Why is this happening? Conventional agricultural practices often deplete the soil 18 to 80 times more rapidly than nature builds soil. This phenomenon happens when humus (cured organic matter) in the soil is used up and not replaced, when cropping patterns are used that tend to deplete the soil's structure, and when minerals are removed from the soil more rapidly than they are replaced. Even organic farming probably depletes the soil 9 to 67 times faster than nature builds it, by importing organic matter and minerals from other soils, which thereby becomes increasingly depleted. The planetary result is a net reduction in overall soil quality.” 

This way of life is simply unsustainable.

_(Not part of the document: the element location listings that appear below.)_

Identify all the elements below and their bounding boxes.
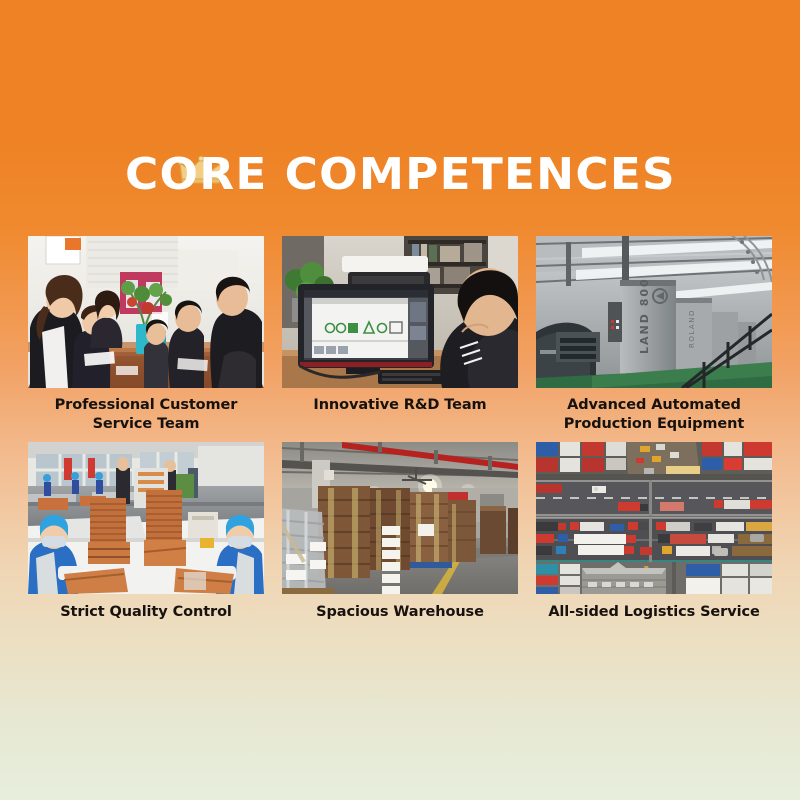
card-strict-quality-control[interactable]: Strict Quality Control	[28, 442, 264, 622]
caption-line-1: Professional Customer	[55, 397, 238, 413]
card-caption: Professional Customer Service Team	[28, 396, 264, 434]
core-competences-banner: CORE COMPETENCES	[0, 0, 800, 800]
card-caption: Innovative R&D Team	[282, 396, 518, 415]
svg-text:ROLAND: ROLAND	[688, 309, 696, 348]
card-innovative-rd-team[interactable]: Innovative R&D Team	[282, 236, 518, 434]
caption-line-2: Service Team	[93, 416, 200, 432]
caption-line-1: Advanced Automated	[567, 397, 741, 413]
logistics-aerial-photo	[536, 442, 772, 594]
caption-line-1: All-sided Logistics Service	[548, 604, 759, 620]
caption-line-1: Innovative R&D Team	[313, 397, 486, 413]
meeting-room-photo	[28, 236, 264, 388]
rd-designer-photo	[282, 236, 518, 388]
competence-grid: Professional Customer Service Team	[28, 236, 772, 622]
card-advanced-automated-production-equipment[interactable]: LAND 800 ROLAND	[536, 236, 772, 434]
caption-line-2: Production Equipment	[564, 416, 744, 432]
card-caption: Spacious Warehouse	[282, 603, 518, 622]
quality-control-photo	[28, 442, 264, 594]
svg-text:LAND 800: LAND 800	[638, 277, 651, 354]
title-block: CORE COMPETENCES	[0, 152, 800, 198]
printing-press-photo: LAND 800 ROLAND	[536, 236, 772, 388]
caption-line-1: Spacious Warehouse	[316, 604, 484, 620]
card-caption: Advanced Automated Production Equipment	[536, 396, 772, 434]
warehouse-photo	[282, 442, 518, 594]
card-all-sided-logistics-service[interactable]: All-sided Logistics Service	[536, 442, 772, 622]
card-caption: All-sided Logistics Service	[536, 603, 772, 622]
card-professional-customer-service-team[interactable]: Professional Customer Service Team	[28, 236, 264, 434]
caption-line-1: Strict Quality Control	[60, 604, 232, 620]
card-caption: Strict Quality Control	[28, 603, 264, 622]
card-spacious-warehouse[interactable]: Spacious Warehouse	[282, 442, 518, 622]
page-title: CORE COMPETENCES	[125, 152, 676, 198]
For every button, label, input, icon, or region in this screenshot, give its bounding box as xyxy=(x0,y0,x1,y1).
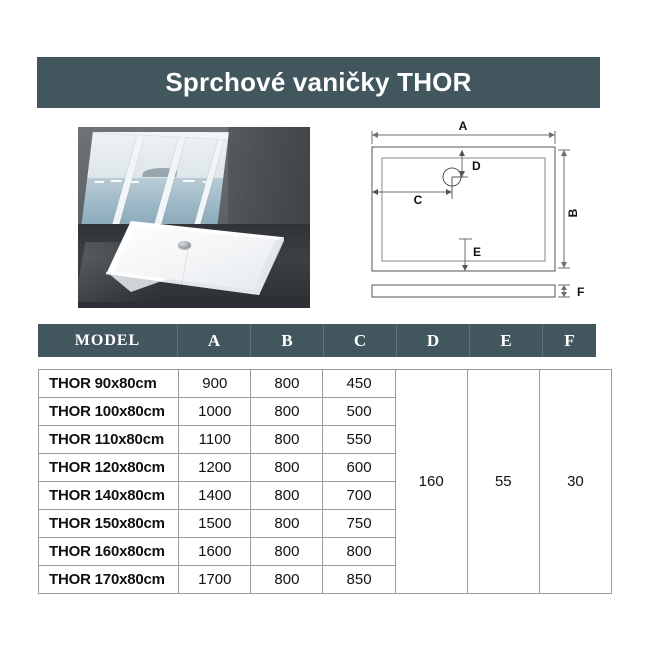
cell-b: 800 xyxy=(251,426,323,454)
cell-b: 800 xyxy=(251,510,323,538)
cell-c: 450 xyxy=(323,370,395,398)
tray-drain-icon xyxy=(178,241,191,249)
cell-a: 1100 xyxy=(179,426,251,454)
table-header: MODEL A B C D E F xyxy=(38,324,596,357)
photo-shower-tray xyxy=(106,221,284,295)
column-header-c: C xyxy=(324,324,397,357)
title-banner: Sprchové vaničky THOR xyxy=(37,57,600,108)
dim-arrow-d-top xyxy=(459,150,465,156)
cell-c: 550 xyxy=(323,426,395,454)
cell-model: THOR 140x80cm xyxy=(39,482,179,510)
column-header-model: MODEL xyxy=(38,324,178,357)
column-header-f: F xyxy=(543,324,596,357)
photo-boat xyxy=(95,181,104,183)
column-header-b: B xyxy=(251,324,324,357)
column-header-d: D xyxy=(397,324,470,357)
cell-c: 500 xyxy=(323,398,395,426)
column-header-e: E xyxy=(470,324,543,357)
cell-e-merged: 55 xyxy=(467,370,539,594)
cell-model: THOR 150x80cm xyxy=(39,510,179,538)
cell-model: THOR 100x80cm xyxy=(39,398,179,426)
table-row: THOR 90x80cm 900 800 450 160 55 30 xyxy=(39,370,612,398)
dim-arrow-b-top xyxy=(561,150,567,156)
page-title: Sprchové vaničky THOR xyxy=(165,67,471,98)
dim-arrow-f-bottom xyxy=(561,292,567,297)
cell-model: THOR 160x80cm xyxy=(39,538,179,566)
cell-model: THOR 120x80cm xyxy=(39,454,179,482)
dim-arrow-e-bottom xyxy=(462,265,468,271)
dim-arrow-c-right xyxy=(446,189,452,195)
technical-drawing-svg: A B C D E F xyxy=(355,120,605,310)
cell-b: 800 xyxy=(251,398,323,426)
cell-model: THOR 110x80cm xyxy=(39,426,179,454)
dim-arrow-b-bottom xyxy=(561,262,567,268)
cell-a: 1700 xyxy=(179,566,251,594)
cell-b: 800 xyxy=(251,482,323,510)
dim-label-f: F xyxy=(577,285,584,299)
cell-model: THOR 170x80cm xyxy=(39,566,179,594)
tray-outline-plan xyxy=(372,147,555,271)
cell-c: 800 xyxy=(323,538,395,566)
cell-c: 700 xyxy=(323,482,395,510)
cell-a: 1400 xyxy=(179,482,251,510)
cell-a: 1000 xyxy=(179,398,251,426)
cell-d-merged: 160 xyxy=(395,370,467,594)
photo-boat xyxy=(111,180,122,182)
cell-c: 850 xyxy=(323,566,395,594)
cell-model: THOR 90x80cm xyxy=(39,370,179,398)
cell-a: 1200 xyxy=(179,454,251,482)
technical-drawing: A B C D E F xyxy=(355,120,605,310)
cell-a: 1600 xyxy=(179,538,251,566)
specifications-table: THOR 90x80cm 900 800 450 160 55 30 THOR … xyxy=(38,369,612,594)
page-root: Sprchové vaničky THOR xyxy=(0,0,650,650)
dim-label-b: B xyxy=(566,208,580,217)
cell-a: 900 xyxy=(179,370,251,398)
cell-a: 1500 xyxy=(179,510,251,538)
product-photo xyxy=(78,127,310,308)
photo-boat xyxy=(131,181,139,183)
cell-b: 800 xyxy=(251,538,323,566)
cell-b: 800 xyxy=(251,454,323,482)
cell-b: 800 xyxy=(251,566,323,594)
photo-boat xyxy=(183,180,195,182)
dim-label-a: A xyxy=(459,120,468,133)
cell-c: 600 xyxy=(323,454,395,482)
column-header-a: A xyxy=(178,324,251,357)
dim-arrow-f-top xyxy=(561,285,567,290)
cell-c: 750 xyxy=(323,510,395,538)
cell-b: 800 xyxy=(251,370,323,398)
dim-label-e: E xyxy=(473,245,481,259)
tray-side-view xyxy=(372,285,555,297)
dim-arrow-a-right xyxy=(549,132,555,138)
dim-arrow-a-left xyxy=(372,132,378,138)
dim-label-d: D xyxy=(472,159,481,173)
cell-f-merged: 30 xyxy=(539,370,611,594)
dim-label-c: C xyxy=(414,193,423,207)
dim-arrow-c-left xyxy=(372,189,378,195)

But there is another way, a way that prizes patience, faithfulness, and receptiveness, rather than profit, efficiency, and progress as the only aims and ends. It is the way of nature, and it is the Christian way, because it is rooted in the Christian idea of creation. If the entire universe is created by the hand of a loving God, then creation must first be received, contemplated, observed and listened to, before it can be acted upon and exploited. The gift of creation is not ours to define, manipulate or bend beyond all recognition. It has its rhythms, its harmonies, and its cycles that we must attend to, and only after attending to them can we faithfully act on nature and with it. This is why, though many Christians sometimes fret about terminology like “Mother Earth,” or “our common home,” etc, it can be said that we share a biological and even spiritual connection with the whole of nature.

The Dominican theologian and philosopher St. Thomas Aquinas used the word “participation” to describe how it is that creation relates to God. Participating in God is a kind of “sharing” in God’s perfections, a sharing that is common to all creatures and beings because of God’s indwelling presence. This means that all have a share in this same source and presence. God’s creation of the world is not a once-and-done action, with creation now in place and carrying on independently of God. Rather, God is the energy and presence  involved at every moment of creation’s unfolding. He is related to all of creation in the most intimate manner, and therefore, all of creation has a share in God’s being. God infuses creation with his presence and love, and so it can be said that every bit of creation shares a common bond with every other bit of creation – we are not one homogenous, undifferentiated whole, but a wonderfully dependent, interrelated unity-in-difference – indeed, a kind of spiritual organism. Therefore, to the extent the we neglect the profound spiritual dynamics of nature, we neglect our own well being and flourishing. With every attempt to manipulate and force nature’s hand, we violate and disrupt our shared spiritual connection, and we and our common home will suffer.